21. Yüzyıl'ın kıtası Afrika, hem Küresel Kuzey, hem de Küresel Güney açısından, 'samimiyet testi' boyutunda en esaslı sınavların verileceği coğrafya olacak. Afrika'nın kalkınmasına Afrika'ya özgü, Afrika'nın uygarlık modeline uygun yaklaşımlarla çözüm bulma noktasında, kapsayıcı bir işbirliği ile yaklaşma noktasında, ister E7, ister G7, hangi ülkeler grubu daha samimi, inandırıcı bir sınav verir ise, Afrika'nın kalkınmasında daha etkili bir rol üstlenme başarısını da yakalamış olacak. Bu nedenle, Türkiye'nin insani, 'kazan-kazan' ilkesine dayalı, sahada mikro kalkınmayı da gözeten yaklaşımı, geniş bir dünya coğrafyasında büyük bir kabul ve memnuniyete mahzar oluyor. Küresel ölçekte önemli sayıda ülke Türkiye'nin yol göstericiliğine ve kararlılığına özel bir önem atfediyorlar.

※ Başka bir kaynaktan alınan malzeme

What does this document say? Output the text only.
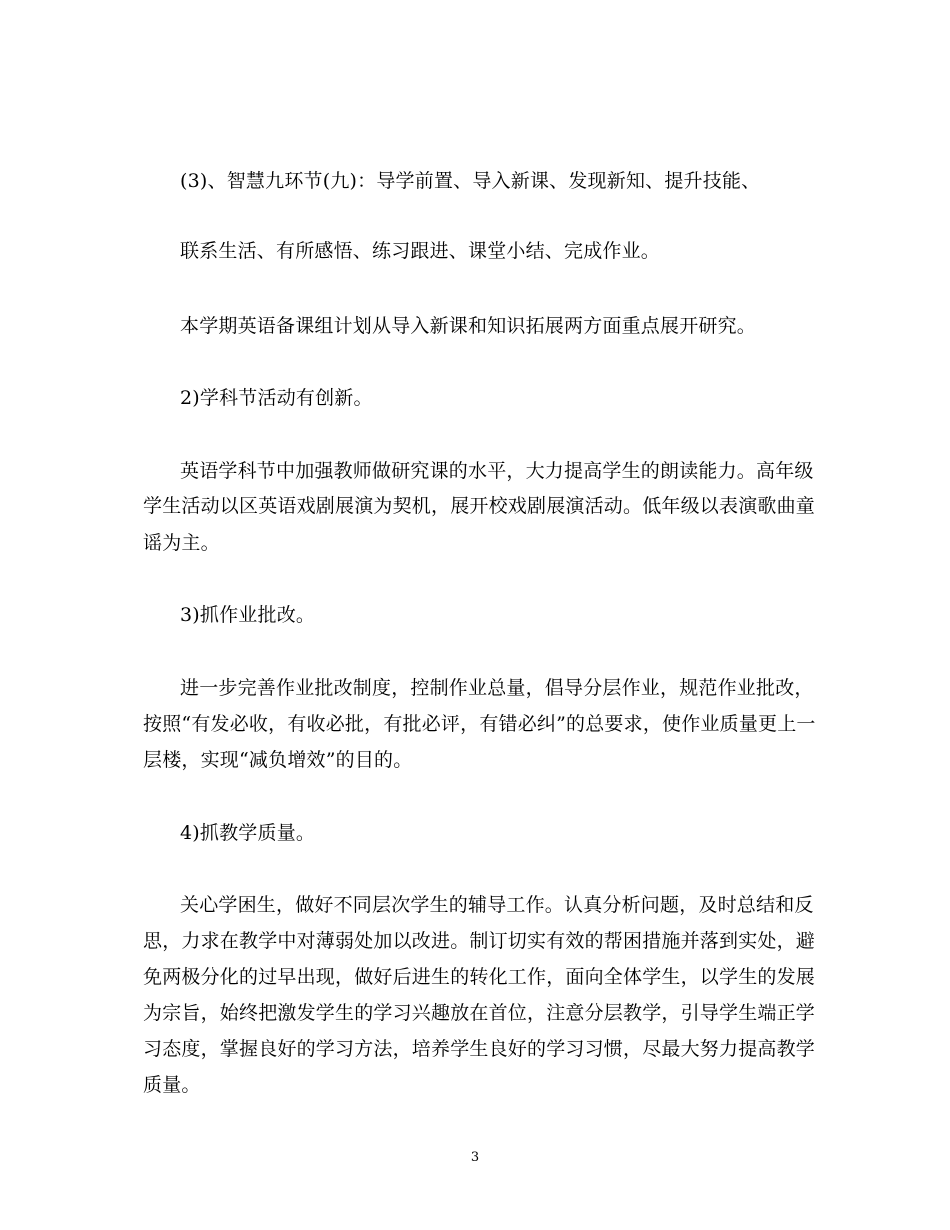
(3)、智慧九环节(九)：导学前置、导入新课、发现新知、提升技能、
联系生活、有所感悟、练习跟进、课堂小结、完成作业。
本学期英语备课组计划从导入新课和知识拓展两方面重点展开研究。
2)学科节活动有创新。
英语学科节中加强教师做研究课的水平，大力提高学生的朗读能力。高年级
学生活动以区英语戏剧展演为契机，展开校戏剧展演活动。低年级以表演歌曲童
谣为主。
3)抓作业批改。
进一步完善作业批改制度，控制作业总量，倡导分层作业，规范作业批改，
按照“有发必收，有收必批，有批必评，有错必纠”的总要求，使作业质量更上一
层楼，实现“减负增效”的目的。
4)抓教学质量。
关心学困生，做好不同层次学生的辅导工作。认真分析问题，及时总结和反
思，力求在教学中对薄弱处加以改进。制订切实有效的帮困措施并落到实处，避
免两极分化的过早出现，做好后进生的转化工作，面向全体学生，以学生的发展
为宗旨，始终把激发学生的学习兴趣放在首位，注意分层教学，引导学生端正学
习态度，掌握良好的学习方法，培养学生良好的学习习惯，尽最大努力提高教学
质量。
3
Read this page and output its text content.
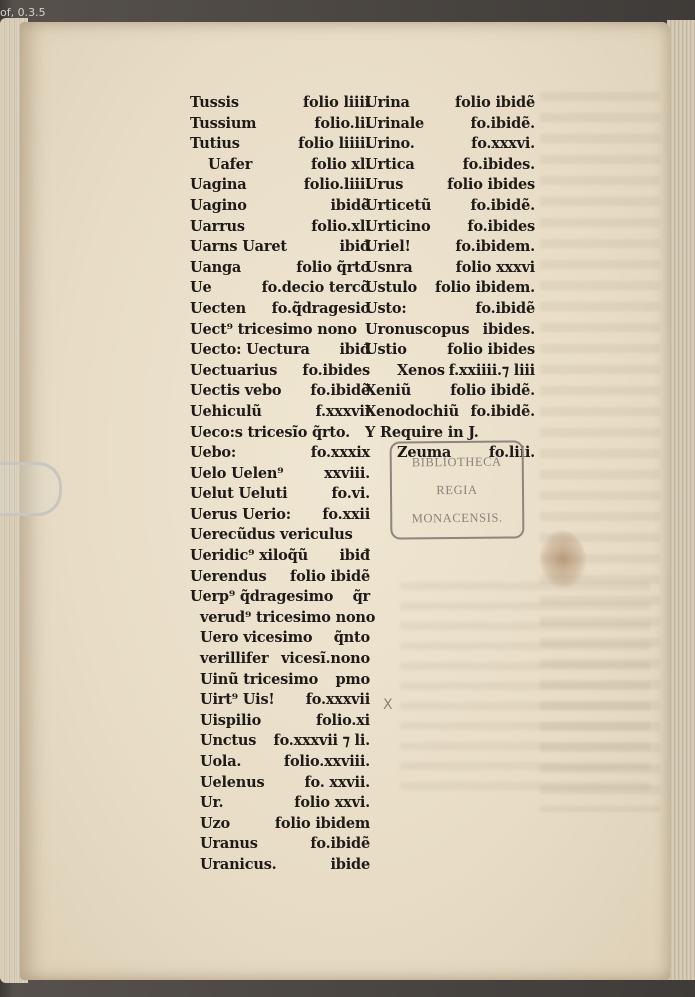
of, 0.3.5
Tussis	folio liiii
Tussium	folio.li.
Tutius	folio liiii.
Uafer	folio xl.
Uagina	folio.liii.
Uagino	ibidẽ
Uarrus	folio.xl.
Uarns Uaret	ibiđ
Uanga	folio q̃rto
Ue	fo.decio tercõ
Uecten fo.q̃dragesio
Uect⁹ tricesimo nono
Uecto: Uectura ibiđ
Uectuarius fo.ibides
Uectis vebo fo.ibidẽ
Uehiculũ	f.xxxvii
Ueco:s tricesĩo q̃rto.
Uebo:	fo.xxxix
Uelo Uelen⁹	xxviii.
Uelut Ueluti	fo.vi.
Uerus Uerio: fo.xxii
Uerecũdus vericulus
Ueridic⁹ xiloq̃ũ ibiđ
Uerendus folio ibidẽ
Uerp⁹ q̃dragesimo q̃r
verud⁹ tricesimo nono
Uero vicesimo q̃nto
verillifer vicesĩ.nono
Uinũ tricesimo pmo
Uirt⁹ Uis! fo.xxxvii
Uispilio	folio.xi
Unctus fo.xxxvii ⁊ li.
Uola.	folio.xxviii.
Uelenus	fo. xxvii.
Ur.	folio xxvi.
Uzo	folio ibidem
Uranus	fo.ibidẽ
Uranicus.	ibide
Urina	folio ibidẽ
Urinale	fo.ibidẽ.
Urino.	fo.xxxvi.
Urtica	fo.ibides.
Urus	folio ibides
Urticetũ	fo.ibidẽ.
Urticino	fo.ibides
Uriel!	fo.ibidem.
Usnra	folio xxxvi
Ustulo folio ibidem.
Usto:	fo.ibidẽ
Uronuscopus ibides.
Ustio	folio ibides
Xenos f.xxiiii.⁊ liii
Xeniũ	folio ibidẽ.
Xenodochiũ fo.ibidẽ.
Y Require in J.
Zeuma	fo.liii.
BIBLIOTHECA
REGIA
MONACENSIS.
X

Sözün özü, 'modernleşmenin geleceği' 21. Yüzyıl'da sadece bir grup ülkenin tekelinde olmayacak kadar çetrefilli; bir o kadar da farklı uygarlık değerlerini kapsayacak bir anlayışla yürütülmesi gereken bir süreç olarak karşımıza çıkıyor. Ülkemizin dünyada nasıl okunduğu, nasıl görüldüğü, nasıl kucaklandığı noktasında neleri başardığımızın daha fazla farkında olmamızda sonsuz yarar var.

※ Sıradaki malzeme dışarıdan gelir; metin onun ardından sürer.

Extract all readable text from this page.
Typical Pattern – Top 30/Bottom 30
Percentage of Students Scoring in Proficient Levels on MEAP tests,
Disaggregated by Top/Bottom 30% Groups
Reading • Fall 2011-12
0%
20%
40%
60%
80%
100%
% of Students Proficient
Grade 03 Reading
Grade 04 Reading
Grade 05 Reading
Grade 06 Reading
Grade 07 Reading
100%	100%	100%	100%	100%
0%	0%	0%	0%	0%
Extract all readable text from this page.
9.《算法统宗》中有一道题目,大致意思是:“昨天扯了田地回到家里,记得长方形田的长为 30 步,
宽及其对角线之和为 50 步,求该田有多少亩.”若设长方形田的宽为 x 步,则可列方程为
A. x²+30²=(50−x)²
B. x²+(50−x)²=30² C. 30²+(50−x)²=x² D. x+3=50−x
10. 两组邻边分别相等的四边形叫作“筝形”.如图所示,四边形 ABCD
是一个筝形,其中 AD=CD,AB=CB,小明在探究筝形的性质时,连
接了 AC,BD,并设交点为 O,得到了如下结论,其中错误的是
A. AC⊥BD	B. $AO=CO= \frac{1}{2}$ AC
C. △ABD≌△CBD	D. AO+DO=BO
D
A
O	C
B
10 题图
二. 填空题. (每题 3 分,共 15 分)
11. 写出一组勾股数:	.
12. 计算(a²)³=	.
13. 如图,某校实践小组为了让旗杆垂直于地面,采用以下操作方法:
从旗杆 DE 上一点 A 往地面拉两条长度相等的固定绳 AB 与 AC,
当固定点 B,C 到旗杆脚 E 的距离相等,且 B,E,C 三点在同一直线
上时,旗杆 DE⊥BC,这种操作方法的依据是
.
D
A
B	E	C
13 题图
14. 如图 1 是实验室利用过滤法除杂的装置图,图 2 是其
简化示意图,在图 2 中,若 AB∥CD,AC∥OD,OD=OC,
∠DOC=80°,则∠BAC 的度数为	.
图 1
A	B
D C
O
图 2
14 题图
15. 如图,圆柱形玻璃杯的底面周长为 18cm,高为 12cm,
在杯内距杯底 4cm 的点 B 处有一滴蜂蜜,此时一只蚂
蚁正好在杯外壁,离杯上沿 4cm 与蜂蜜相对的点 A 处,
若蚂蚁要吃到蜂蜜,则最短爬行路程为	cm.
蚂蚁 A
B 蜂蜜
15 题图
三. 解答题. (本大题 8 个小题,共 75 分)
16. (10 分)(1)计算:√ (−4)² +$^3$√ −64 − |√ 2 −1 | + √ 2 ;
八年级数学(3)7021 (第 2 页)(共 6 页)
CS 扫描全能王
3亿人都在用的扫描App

Ayrıntılar için lütfen tıklayın.
- Küresel açlık tehdidinin jeopolitik yönü (22.11.2024)
- Sürdürülebilirlik ve refah için kalıcı barış (20.11.2024)

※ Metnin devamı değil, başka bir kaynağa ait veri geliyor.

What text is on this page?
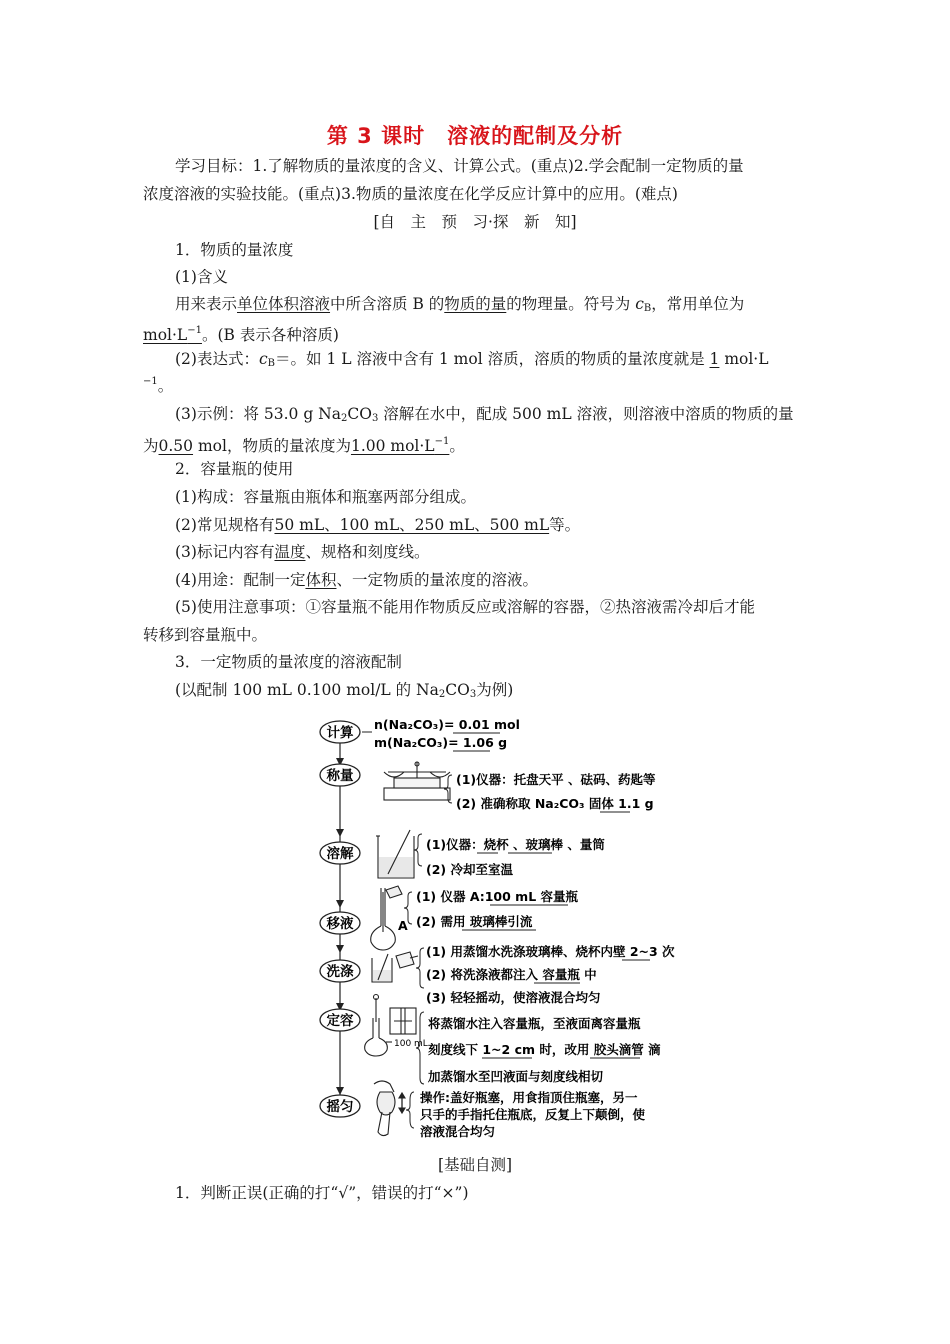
第 3 课时　溶液的配制及分析
学习目标：1.了解物质的量浓度的含义、计算公式。(重点)2.学会配制一定物质的量
浓度溶液的实验技能。(重点)3.物质的量浓度在化学反应计算中的应用。(难点)
[自　主　预　习·探　新　知]
1．物质的量浓度
(1)含义
用来表示单位体积溶液中所含溶质 B 的物质的量的物理量。符号为 $c_B$，常用单位为
$mol\cdot L^{-1}$。(B 表示各种溶质)
(2)表达式：$c_B=$。如 1 L 溶液中含有 1 mol 溶质，溶质的物质的量浓度就是 1 mol·L
$^{-1}$。
(3)示例：将 53.0 g $Na_2CO_3$ 溶解在水中，配成 500 mL 溶液，则溶液中溶质的物质的量
为0.50 mol，物质的量浓度为1.00 $mol\cdot L^{-1}$。
2．容量瓶的使用
(1)构成：容量瓶由瓶体和瓶塞两部分组成。
(2)常见规格有50 mL、100 mL、250 mL、500 mL等。
(3)标记内容有温度、规格和刻度线。
(4)用途：配制一定体积、一定物质的量浓度的溶液。
(5)使用注意事项：①容量瓶不能用作物质反应或溶解的容器，②热溶液需冷却后才能
转移到容量瓶中。
3．一定物质的量浓度的溶液配制
(以配制 100 mL 0.100 mol/L 的 $Na_2CO_3$为例)
计算
称量
溶解
移液
洗涤
定容
摇匀
n(Na₂CO₃)= 0.01 mol
m(Na₂CO₃)= 1.06 g
(1)仪器：托盘天平 、砝码、药匙等
(2) 准确称取 Na₂CO₃ 固体 1.1 g
(1)仪器：烧杯 、玻璃棒 、量筒
(2) 冷却至室温
A
(1) 仪器 A:100 mL 容量瓶
(2) 需用 玻璃棒引流
(1) 用蒸馏水洗涤玻璃棒、烧杯内壁 2~3 次
(2) 将洗涤液都注入 容量瓶 中
(3) 轻轻摇动，使溶液混合均匀
100 mL
将蒸馏水注入容量瓶，至液面离容量瓶
刻度线下 1~2 cm 时，改用 胶头滴管 滴
加蒸馏水至凹液面与刻度线相切
操作:盖好瓶塞，用食指顶住瓶塞，另一
只手的手指托住瓶底，反复上下颠倒，使
溶液混合均匀
[基础自测]
1．判断正误(正确的打“√”，错误的打“×”)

- G20 ve küresel eşitsizlikle etkin mücadele (18.11.2024)
- İklim krizi için 8 trilyon dolar daha lazım (15.11.2024)
- Ya ‘temiz enerji fonu’, ya daha ağır ‘kaos’ (13.11.2024)
- ‘Rasyonelleşme’mi daha derin ‘parçalanma’mı? (11.11.2024)
- 2025 için temel uyarı: ‘Beklenmeyeni Bekleyin’ (08.11.2024)
- 2025 için ‘dirençli ekonomi’ hazırlıkları (06.11.2024)
- 2025’e doğru küresel risk tartışmaları (04.11.2024)
- GOE’ler artık küresel gelişmelerin rehinesi değil (01.11.2024)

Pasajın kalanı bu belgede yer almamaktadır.